At some point, young Milnes made his way to London, where he worked for a marble mason, and from 1841 he attended the Royal Academy Schools, having been recommended by Edward Hodges Baily. From then on he exhibited regularly at the Royal Academy (see "Thomas Milnes"). His career as a sculptor was established with dashing marble statues of Wellington at Traitor's Gate at the Tower of London (1848; now at the Royal Arsenal, Woolwich), and Nelson (first shown 1852; now in Cathedral Close, Norwich). But a number of his exhibits were animals or animal groups, and his bust of the wealthy industrialist Titus Salt, with an angora goat and alpaca on the pedestal base (1856), suggests that this is where his chief talent lay.

Milnes had clearly made his name as an animal sculptor by 1858, when he was asked to model the lions for the base of Nelson's Column. Baily might have had a hand in the commission as well. However, the models of his huge individualised beasts found no favour — perhaps they were altogether too naturalistic — and to Milnes's dismay the commission was handed over instead to Sir Edwin Landseer. Luckily, Salt saw the lions in the studio and made sure that the work was carried through. They were then installed in Salt's model mill-town of Saltaire instead, where they couch in prominent positions outside two key buildings.
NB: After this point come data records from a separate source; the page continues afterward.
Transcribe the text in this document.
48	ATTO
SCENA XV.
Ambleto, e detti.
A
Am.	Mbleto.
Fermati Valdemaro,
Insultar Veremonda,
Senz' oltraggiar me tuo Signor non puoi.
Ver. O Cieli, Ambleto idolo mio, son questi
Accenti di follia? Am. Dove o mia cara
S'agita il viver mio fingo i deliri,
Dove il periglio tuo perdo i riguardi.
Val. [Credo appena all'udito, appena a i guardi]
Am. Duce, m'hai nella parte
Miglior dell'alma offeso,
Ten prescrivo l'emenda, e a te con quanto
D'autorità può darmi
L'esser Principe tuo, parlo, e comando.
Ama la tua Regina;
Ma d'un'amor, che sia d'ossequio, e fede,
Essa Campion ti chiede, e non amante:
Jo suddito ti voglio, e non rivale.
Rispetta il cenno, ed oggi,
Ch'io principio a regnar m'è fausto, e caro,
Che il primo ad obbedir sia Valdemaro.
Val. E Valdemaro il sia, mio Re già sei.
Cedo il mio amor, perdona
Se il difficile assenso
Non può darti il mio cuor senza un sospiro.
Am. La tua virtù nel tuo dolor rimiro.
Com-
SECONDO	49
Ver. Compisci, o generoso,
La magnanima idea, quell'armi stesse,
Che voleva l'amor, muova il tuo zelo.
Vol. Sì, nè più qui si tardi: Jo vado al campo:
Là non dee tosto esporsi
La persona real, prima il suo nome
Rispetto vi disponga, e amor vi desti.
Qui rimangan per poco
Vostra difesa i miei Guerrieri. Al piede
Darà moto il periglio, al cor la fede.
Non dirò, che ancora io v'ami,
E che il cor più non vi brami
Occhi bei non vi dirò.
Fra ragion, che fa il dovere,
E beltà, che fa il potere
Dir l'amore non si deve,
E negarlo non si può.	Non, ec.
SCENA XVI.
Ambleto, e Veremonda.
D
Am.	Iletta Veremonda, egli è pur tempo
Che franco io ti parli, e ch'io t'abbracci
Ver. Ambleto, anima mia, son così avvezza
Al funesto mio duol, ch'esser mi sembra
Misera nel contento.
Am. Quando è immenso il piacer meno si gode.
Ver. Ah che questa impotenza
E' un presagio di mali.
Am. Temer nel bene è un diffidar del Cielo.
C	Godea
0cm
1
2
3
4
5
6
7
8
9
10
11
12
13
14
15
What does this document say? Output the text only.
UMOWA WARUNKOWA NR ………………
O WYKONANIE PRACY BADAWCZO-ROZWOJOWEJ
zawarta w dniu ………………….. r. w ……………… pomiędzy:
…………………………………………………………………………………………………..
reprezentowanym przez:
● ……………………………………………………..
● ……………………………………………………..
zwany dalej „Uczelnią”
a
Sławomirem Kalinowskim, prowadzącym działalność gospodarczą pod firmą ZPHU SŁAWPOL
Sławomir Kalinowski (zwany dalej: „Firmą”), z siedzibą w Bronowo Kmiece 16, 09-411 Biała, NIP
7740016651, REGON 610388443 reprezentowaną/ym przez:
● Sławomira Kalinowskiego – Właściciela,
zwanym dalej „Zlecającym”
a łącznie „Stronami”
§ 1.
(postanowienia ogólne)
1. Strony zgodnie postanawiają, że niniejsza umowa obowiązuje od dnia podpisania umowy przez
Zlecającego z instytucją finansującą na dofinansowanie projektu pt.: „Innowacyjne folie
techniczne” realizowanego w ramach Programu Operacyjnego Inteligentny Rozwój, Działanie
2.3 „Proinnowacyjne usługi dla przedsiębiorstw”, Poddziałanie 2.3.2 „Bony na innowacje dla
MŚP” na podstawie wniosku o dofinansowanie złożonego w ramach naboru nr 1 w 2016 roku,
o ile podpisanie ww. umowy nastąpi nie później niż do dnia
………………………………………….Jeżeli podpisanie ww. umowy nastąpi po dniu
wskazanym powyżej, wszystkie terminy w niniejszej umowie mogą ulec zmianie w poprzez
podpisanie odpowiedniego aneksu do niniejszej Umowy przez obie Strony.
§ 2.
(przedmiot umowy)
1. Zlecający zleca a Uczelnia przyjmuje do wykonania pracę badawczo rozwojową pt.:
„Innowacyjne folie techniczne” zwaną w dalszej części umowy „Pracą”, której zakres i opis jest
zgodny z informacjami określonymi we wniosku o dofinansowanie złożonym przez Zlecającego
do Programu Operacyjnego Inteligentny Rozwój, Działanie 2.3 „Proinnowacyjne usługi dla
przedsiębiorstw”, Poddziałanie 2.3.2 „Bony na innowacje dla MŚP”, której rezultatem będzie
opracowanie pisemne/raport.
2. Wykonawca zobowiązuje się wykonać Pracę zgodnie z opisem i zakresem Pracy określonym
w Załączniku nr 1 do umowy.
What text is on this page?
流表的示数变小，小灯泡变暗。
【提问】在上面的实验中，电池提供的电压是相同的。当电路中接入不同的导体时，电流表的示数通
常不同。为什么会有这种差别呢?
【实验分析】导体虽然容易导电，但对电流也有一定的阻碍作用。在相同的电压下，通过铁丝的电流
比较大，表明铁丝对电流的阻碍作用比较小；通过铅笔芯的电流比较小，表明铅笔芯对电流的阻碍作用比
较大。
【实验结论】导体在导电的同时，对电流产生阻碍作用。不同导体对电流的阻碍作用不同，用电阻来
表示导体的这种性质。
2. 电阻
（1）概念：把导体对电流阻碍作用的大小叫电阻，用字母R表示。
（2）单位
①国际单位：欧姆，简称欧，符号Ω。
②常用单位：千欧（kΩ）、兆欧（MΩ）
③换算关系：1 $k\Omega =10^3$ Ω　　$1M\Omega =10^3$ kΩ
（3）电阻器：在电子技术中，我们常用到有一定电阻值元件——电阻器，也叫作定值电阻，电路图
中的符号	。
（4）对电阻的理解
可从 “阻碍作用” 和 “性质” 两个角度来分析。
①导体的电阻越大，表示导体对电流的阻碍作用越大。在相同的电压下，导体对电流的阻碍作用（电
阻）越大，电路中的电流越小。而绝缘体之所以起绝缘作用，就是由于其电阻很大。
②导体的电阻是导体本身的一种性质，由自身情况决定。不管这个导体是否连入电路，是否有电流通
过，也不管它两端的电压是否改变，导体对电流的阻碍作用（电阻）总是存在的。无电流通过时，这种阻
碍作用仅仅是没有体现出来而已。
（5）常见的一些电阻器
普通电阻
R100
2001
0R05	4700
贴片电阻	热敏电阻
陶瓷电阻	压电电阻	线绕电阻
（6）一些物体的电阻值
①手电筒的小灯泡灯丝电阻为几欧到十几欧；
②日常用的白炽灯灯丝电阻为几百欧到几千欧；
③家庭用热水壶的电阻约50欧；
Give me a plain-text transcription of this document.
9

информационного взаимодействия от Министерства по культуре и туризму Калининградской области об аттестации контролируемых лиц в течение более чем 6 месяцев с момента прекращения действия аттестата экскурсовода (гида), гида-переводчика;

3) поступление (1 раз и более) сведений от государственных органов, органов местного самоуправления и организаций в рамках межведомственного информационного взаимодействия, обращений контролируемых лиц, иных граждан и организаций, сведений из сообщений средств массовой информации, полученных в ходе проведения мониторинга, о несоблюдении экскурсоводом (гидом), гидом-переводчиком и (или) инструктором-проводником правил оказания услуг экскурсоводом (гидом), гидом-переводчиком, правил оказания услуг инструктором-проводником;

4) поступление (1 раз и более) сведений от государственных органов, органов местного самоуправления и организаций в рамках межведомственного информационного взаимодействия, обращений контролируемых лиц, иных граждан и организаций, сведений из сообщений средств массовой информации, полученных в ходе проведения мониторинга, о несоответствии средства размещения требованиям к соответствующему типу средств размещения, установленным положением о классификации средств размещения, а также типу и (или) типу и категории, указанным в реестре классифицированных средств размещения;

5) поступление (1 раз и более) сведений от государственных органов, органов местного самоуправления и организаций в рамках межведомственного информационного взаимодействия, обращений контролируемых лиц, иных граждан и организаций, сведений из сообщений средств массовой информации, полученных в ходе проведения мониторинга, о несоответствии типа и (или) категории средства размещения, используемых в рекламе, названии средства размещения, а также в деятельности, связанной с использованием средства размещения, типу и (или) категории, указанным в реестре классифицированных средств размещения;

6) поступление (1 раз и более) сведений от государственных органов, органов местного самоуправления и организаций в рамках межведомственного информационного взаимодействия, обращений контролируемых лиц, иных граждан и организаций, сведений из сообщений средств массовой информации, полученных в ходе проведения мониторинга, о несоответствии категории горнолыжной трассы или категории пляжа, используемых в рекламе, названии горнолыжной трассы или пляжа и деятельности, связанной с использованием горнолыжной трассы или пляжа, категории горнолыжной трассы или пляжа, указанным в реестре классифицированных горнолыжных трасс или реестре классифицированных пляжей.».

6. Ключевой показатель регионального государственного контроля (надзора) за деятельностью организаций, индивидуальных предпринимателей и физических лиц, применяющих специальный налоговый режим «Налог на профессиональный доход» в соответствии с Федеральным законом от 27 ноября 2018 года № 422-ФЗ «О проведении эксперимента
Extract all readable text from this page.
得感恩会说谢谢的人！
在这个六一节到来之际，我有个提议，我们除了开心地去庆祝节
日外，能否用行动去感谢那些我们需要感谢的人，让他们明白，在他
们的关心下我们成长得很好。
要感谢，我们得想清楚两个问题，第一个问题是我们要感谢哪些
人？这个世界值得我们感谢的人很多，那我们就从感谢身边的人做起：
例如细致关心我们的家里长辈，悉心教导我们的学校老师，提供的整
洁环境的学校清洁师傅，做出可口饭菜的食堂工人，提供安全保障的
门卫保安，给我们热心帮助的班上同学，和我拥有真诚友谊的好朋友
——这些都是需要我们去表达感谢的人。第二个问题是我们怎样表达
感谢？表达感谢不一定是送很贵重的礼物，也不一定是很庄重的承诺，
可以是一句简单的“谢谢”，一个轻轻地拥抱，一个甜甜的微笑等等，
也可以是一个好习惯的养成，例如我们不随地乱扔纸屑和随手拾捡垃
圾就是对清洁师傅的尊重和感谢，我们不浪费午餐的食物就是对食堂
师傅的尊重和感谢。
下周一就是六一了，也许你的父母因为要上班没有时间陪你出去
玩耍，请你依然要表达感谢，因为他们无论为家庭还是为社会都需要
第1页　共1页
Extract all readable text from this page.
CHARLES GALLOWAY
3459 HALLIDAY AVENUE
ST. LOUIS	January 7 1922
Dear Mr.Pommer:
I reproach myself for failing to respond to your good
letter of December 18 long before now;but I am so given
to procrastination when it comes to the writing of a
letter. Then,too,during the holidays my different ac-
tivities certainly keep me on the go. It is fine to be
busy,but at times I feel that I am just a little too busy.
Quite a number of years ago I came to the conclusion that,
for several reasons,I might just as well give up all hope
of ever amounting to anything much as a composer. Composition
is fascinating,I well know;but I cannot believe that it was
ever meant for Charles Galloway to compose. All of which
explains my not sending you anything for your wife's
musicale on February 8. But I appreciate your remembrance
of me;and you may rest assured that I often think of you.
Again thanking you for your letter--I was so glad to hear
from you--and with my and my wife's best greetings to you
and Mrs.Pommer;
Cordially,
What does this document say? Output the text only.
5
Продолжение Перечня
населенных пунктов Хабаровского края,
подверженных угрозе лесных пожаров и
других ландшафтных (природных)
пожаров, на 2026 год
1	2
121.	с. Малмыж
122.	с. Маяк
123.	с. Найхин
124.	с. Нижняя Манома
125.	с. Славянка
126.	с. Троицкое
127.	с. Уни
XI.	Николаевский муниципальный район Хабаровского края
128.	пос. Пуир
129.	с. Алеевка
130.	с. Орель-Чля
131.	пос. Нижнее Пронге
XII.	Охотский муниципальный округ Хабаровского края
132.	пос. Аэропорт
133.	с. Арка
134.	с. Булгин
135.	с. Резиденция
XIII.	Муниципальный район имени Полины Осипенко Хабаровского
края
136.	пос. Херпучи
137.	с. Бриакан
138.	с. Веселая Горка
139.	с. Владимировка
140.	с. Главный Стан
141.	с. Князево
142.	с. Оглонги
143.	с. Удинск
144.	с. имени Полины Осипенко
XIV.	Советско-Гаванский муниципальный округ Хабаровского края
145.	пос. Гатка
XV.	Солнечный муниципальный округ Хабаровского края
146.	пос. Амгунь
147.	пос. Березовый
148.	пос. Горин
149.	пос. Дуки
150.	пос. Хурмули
There, they have achieved almost as much fame and perhaps excited more admiration than they would have done in London, without the indignity of being climbed over and sat upon.

Milnes had several London addresses in the sixties, all in the Euston area: "for many years he had a house and studio in Euston Square" (Athenaeum, 640). But he must have spent time in Yorkshire as well, where he was responsible for the architectural sculpture of Saltaire's main buildings. Sadly, he seems to have faded into obscurity after his retirement. — Jacqueline Banerjee




The Athenaeum, Part I, 19 May 1888, p. 640. Google Books. Web. 29 September 2011. (Note: this is a letter printed after Milnes's death; only snippets of it are available here).

Read, Benedict. Victorian Sculpture. New Haven & London: Yale University Press, 1982.

Speel, Bob. Thomas Milnes. Web. 29 September 2011.

"Statues, Memorials, &c." Building News and Engineering Journal, Vol. 17. 15 October 1869: 296. Google Books. Web. 29 September 2011.

"Thomas Milnes." Mapping the Practice and Profession of Sculpture in Britain and Ireland, 1851-1951. University of Glasgow site. Web. 29 September 2011.